Klaus Schneider und Rainer Ernst, die beiden Kommissare, erinnern in manchen Szenen ein bisschen an Loriots „Herren im Bad“: Herr Müller-Lüdenscheidt und Dr. Klöbner. Da ermitteln sie seit 7 Jahren zusammen, haben in der Zeit Gott-weiß-wie-viele Gefahren gemeinsam durchgestanden und sind immer noch per Sie? Ihre (Ex-)Frauen besprechen die vertraulichsten Dinge miteinander, in der Kollegenschaft duzen sich Hinz und Kunz – doch die beiden Herren bleiben auf Distanz. Sie werden wohl ihre Gründe haben.

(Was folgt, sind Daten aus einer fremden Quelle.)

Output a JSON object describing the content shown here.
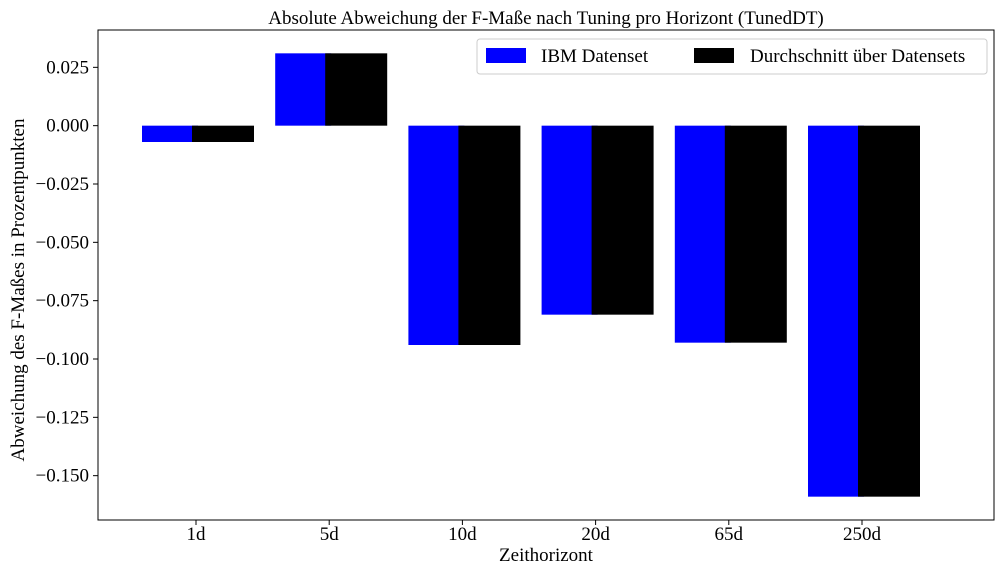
{
  "chart_data": {
    "type": "bar",
    "title": "Absolute Abweichung der F-Maße nach Tuning pro Horizont (TunedDT)",
    "xlabel": "Zeithorizont",
    "ylabel": "Abweichung des F-Maßes in Prozentpunkten",
    "categories": [
      "1d",
      "5d",
      "10d",
      "20d",
      "65d",
      "250d"
    ],
    "series": [
      {
        "name": "IBM Datenset",
        "color": "#0000ff",
        "values": [
          -0.007,
          0.031,
          -0.094,
          -0.081,
          -0.093,
          -0.159
        ]
      },
      {
        "name": "Durchschnitt über Datensets",
        "color": "#000000",
        "values": [
          -0.007,
          0.031,
          -0.094,
          -0.081,
          -0.093,
          -0.159
        ]
      }
    ],
    "ylim": [
      -0.169,
      0.041
    ],
    "yticks": [
      0.025,
      0.0,
      -0.025,
      -0.05,
      -0.075,
      -0.1,
      -0.125,
      -0.15
    ],
    "ytick_labels": [
      "0.025",
      "0.000",
      "−0.025",
      "−0.050",
      "−0.075",
      "−0.100",
      "−0.125",
      "−0.150"
    ],
    "grid": false,
    "legend": "top-right"
  }
}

Schwäbisch sollte man als Leser schon verstehen, sonst entgehen einem die Feinheiten. Ein paar Nebenfiguren sprechen doch einen deftigen Dialekt. Und sich in der Umgebung von Gaildorf wenigstens der Spur nach auszukennen, ist auch kein Fehler, weil einen sonst die Fülle der Ortsangaben erschlägt. Zum Teil ist es schon von Bedeutung, wo die Leute sich aufhalten und wo sie hinfahren. Für Leserinnen und Leser aus der Region ist dieser Krimi natürlich ein besonders Vergnügen, weil sie sie die Orte der Handlung vor Augen haben. Und wenn sie schon Bände der Reihe gelesen haben, dann wissen sie auch die Anspielungen auf vergangene Fälle und private Ereignisse aus dem Leben der Ermittler richtig einzuordnen. Neue Leser können beim Fall miträtseln, doch auf persönlicher Ebene geht vieles an ihnen vorbei.

Der Autor
Jürgen Seibold, 1960 in Stuttgart geboren, war Redakteur der Esslinger Zeitung, arbeitete als freier Journalist für Tageszeitungen, Zeitschriften und Radiostationen und veröffentlichte 1989 seine erste Musikerbiografie. Es folgten weitere Sachbücher für verschiedene Verlage (Heyne, Moewig, Knaur) mit einer verkauften Gesamtauflage von rund 1,2 Millionen Exemplaren. 2007 erschien bei Silberburg sein erster Regionalkrimi, 2010 die erste Komödie. Außerdem schreibt er Thriller und Jugendbücher. Jürgen Seibold lebt mit Frau und Kindern im Rems-Murr-Kreis und macht Musik – wenn er mal Zeit dafür findet.